Americans have long had a complex relationship with their nation's largest city. Despite (or perhaps because of) New York City's central role in the financial, social, and cultural life of the nation, many have fantasized and depicted its destruction in print, on canvas, and on the silver screen. In this book Max Page examines nearly two centuries of works depicting New York destruction in an effort to draw out their social and cultural meaning. From it he divines commonalities that say much about our broader anxieties regarding modern society, anxieties that we project onto the city in disaster tale after disaster tale.
Page's examination is chronological, with all the strengths and weaknesses that come with this approach. In the nineteenth century, destruction typically took the form of some sort of natural disaster, a modern-day biblical cleansing that would wipe away the sins Americans already associated with Gotham. By the early twentieth century, some authors offered social criticisms as well as moral ones, as did W. E. B. Du Bois when he penned a short story that used the survival of a black man and a white woman to make a broader statement about racism. The destruction of the city was also sometimes accomplished at the hands of an foreign attacker, a useful way of making political points about preparedness and vulnerability. By the 1960s, the sense of urban crisis came to predominate in many depictions, suggesting that its destruction would come from within rather than without. Though the attacks of September 11 brought a temporary moratorium on such explorations, it was not long before the city was being flooded, frozen, and smashed once again, demonstrating that as long as New York remained America's premier metropolis it would be continued to be targeted by writers, artists, and film makers.
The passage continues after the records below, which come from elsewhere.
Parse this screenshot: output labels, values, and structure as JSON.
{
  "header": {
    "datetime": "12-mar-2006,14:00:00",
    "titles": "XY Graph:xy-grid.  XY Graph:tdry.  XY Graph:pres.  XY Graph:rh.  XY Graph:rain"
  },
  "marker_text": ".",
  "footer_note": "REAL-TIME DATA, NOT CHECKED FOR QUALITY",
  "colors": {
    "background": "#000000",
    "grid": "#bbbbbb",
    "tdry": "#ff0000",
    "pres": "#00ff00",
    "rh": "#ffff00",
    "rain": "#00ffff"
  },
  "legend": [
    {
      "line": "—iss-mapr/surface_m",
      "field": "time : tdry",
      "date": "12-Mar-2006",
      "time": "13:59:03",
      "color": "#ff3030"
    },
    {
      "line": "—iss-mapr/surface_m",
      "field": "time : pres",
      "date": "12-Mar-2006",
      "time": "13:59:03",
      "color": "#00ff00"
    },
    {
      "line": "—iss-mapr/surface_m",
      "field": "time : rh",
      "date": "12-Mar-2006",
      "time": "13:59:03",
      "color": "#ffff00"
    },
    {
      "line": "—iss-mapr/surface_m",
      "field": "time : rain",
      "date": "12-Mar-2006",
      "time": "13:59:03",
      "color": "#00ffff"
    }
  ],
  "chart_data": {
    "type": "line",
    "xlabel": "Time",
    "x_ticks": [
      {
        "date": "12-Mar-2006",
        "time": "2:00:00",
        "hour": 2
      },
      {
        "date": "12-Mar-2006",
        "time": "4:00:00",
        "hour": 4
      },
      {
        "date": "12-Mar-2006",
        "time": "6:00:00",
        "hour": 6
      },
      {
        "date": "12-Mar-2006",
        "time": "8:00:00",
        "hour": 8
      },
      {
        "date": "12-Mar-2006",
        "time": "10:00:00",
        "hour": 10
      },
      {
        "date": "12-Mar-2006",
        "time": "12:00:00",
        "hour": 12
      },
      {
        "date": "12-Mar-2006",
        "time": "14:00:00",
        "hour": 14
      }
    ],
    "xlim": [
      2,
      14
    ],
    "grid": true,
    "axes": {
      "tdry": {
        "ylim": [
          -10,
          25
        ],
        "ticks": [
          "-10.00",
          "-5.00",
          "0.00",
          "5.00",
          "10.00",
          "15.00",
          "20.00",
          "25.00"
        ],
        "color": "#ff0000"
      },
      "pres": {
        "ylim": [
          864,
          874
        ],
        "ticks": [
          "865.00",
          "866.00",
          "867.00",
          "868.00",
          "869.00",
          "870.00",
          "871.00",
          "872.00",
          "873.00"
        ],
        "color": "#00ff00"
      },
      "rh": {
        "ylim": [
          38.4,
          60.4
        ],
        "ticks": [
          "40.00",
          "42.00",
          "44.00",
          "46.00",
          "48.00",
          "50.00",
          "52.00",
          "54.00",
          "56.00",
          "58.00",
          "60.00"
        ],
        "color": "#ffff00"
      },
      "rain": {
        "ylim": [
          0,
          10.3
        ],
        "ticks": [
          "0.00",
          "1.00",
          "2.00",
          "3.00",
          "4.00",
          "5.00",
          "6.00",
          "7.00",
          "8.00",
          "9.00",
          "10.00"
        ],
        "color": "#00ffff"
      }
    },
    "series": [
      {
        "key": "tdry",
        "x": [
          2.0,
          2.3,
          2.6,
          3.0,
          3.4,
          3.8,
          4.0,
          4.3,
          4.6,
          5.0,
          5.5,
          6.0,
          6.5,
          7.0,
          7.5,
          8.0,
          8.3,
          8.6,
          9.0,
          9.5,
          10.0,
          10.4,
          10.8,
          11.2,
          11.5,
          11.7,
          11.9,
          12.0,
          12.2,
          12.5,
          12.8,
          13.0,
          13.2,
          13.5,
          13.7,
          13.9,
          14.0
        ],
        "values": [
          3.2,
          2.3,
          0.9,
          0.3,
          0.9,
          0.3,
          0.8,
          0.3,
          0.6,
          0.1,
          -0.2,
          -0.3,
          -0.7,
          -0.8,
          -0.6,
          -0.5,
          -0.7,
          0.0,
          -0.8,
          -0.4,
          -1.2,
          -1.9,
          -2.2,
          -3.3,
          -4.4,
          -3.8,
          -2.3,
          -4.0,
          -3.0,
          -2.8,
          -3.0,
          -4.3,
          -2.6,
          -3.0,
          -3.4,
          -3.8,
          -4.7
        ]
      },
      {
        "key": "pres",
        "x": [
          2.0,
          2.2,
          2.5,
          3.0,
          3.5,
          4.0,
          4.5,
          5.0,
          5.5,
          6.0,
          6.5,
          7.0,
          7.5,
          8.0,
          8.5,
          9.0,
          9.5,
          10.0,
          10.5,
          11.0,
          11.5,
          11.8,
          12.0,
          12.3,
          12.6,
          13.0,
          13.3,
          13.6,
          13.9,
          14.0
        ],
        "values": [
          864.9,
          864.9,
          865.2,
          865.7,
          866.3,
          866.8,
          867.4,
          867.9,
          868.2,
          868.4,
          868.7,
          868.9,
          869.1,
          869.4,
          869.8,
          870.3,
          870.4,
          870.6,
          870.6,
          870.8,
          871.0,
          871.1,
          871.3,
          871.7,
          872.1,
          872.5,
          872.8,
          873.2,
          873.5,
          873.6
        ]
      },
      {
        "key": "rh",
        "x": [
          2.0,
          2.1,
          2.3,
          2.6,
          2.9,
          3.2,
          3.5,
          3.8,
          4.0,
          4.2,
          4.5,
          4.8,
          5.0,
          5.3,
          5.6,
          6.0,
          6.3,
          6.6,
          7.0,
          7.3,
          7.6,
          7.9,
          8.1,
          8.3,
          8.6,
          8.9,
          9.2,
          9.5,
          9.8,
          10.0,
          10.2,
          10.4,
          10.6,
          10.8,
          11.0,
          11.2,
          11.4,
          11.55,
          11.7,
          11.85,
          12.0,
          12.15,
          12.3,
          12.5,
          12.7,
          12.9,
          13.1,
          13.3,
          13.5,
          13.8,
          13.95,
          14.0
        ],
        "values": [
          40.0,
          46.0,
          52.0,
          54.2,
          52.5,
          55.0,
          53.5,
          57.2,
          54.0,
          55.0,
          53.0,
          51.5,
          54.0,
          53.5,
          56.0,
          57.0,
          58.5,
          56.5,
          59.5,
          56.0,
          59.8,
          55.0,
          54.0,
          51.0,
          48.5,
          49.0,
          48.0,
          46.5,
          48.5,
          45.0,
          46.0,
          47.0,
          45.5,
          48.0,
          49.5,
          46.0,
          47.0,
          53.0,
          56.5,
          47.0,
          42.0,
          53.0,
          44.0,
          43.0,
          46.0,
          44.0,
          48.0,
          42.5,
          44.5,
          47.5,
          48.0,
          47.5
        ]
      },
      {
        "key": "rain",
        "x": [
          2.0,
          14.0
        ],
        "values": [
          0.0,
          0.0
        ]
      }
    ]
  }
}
Broad ranging and generously supplemented with illustrations, Page's book is an interesting examination of the meaning behind fictional destruction of New York. The September 11 attacks loom large within his analysis as an intersection between life and the theme of the works in his study, suggesting just how much of our fixation on this day was rooted in the longstanding fixation he examines. Yet his focus is somewhat idiosyncratic, as he excludes many relevant works (such as Whitley Strieber and James Kunetka's novel Warday) while important historical events such as the burning of the city during the American Revolution -- seemingly relevant given the author's focus -- barely rate a mention. As a result the book ultimately proves to be something of a disappointment; while readers interested in New York City or disaster fiction with find points of interest in it, most will finish it wanting more than what Page offers, which is a shame given the promise of his topic.